Life is all about change. Many things have changed within the past year but I wouldn’t go as far to say that I have changed.
There are things I struggle with everyday. Lately it has been about laziness vs. depression. Is depression real? Is what I am feeling “depression?” Is this just a cop-out?
Life is also about choices but I wouldn’t say that I choose to be this way.
Friday I had my yearly review at work. I’ve been with the company since June 2009. There are definitely some pros and cons with the way I work. Attendance and tardiness is something that I have struggled with my whole life. Always missing school or being late to school. Losing jobs because of being late and or absent. This is actually the longest I have been employed at one job. I haven’t missed many days. I’m rarely sick in the conventional sense so that isn’t ever an excuse for me to miss work.

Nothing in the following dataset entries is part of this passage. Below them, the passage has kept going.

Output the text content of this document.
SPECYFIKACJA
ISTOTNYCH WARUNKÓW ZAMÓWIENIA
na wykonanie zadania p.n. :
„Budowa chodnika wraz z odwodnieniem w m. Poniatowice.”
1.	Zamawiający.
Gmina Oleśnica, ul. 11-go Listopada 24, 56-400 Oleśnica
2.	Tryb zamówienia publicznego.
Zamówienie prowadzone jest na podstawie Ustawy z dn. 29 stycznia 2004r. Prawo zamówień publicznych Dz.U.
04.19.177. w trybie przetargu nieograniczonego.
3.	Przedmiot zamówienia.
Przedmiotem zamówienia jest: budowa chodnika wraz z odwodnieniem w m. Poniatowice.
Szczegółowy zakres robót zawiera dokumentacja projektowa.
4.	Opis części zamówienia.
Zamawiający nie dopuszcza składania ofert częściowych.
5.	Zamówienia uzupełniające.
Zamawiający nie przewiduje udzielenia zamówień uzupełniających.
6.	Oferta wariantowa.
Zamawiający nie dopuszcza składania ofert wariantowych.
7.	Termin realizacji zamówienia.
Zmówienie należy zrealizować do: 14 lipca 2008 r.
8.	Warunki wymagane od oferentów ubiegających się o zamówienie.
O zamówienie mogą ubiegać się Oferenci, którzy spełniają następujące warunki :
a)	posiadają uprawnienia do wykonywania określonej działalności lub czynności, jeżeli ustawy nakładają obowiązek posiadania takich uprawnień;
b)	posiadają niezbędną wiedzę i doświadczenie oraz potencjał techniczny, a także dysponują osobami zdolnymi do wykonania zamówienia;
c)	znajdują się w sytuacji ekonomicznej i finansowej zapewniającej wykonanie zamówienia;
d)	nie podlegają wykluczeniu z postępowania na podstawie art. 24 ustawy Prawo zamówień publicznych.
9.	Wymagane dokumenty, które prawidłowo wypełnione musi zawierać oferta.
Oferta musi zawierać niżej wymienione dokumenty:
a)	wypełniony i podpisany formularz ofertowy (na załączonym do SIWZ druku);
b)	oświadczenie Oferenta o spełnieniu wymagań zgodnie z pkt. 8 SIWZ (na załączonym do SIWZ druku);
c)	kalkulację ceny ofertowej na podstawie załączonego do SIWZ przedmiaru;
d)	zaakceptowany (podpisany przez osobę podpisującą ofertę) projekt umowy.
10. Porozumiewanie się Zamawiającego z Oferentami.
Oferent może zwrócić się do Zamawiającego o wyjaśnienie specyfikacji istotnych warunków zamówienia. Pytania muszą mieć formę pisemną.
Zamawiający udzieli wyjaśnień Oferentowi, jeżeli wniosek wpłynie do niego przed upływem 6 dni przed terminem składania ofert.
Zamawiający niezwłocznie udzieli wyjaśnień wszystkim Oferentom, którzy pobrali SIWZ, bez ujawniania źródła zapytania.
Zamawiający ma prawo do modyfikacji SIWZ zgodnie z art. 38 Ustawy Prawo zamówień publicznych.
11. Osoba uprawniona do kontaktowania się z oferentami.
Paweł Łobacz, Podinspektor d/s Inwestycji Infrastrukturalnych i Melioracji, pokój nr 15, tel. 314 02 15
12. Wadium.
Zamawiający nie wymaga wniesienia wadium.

Usually it is because I do not want (or can’t?) get out of bed. So I am late. Some days it’s 2 minutes other days it’s several hours. Obviously some days are better than others. Monday being the worst. C’est la vie.
But I want change. I want to do something about this. Sometimes I think maybe I’m bipolar because I go through these phases where I intensely organize how I am going to achieve all these fantastic things that I never end up doing. I spend hours and hours planning but never follow through. One might say because I simply enjoy planning and organizing… but is it something more than that?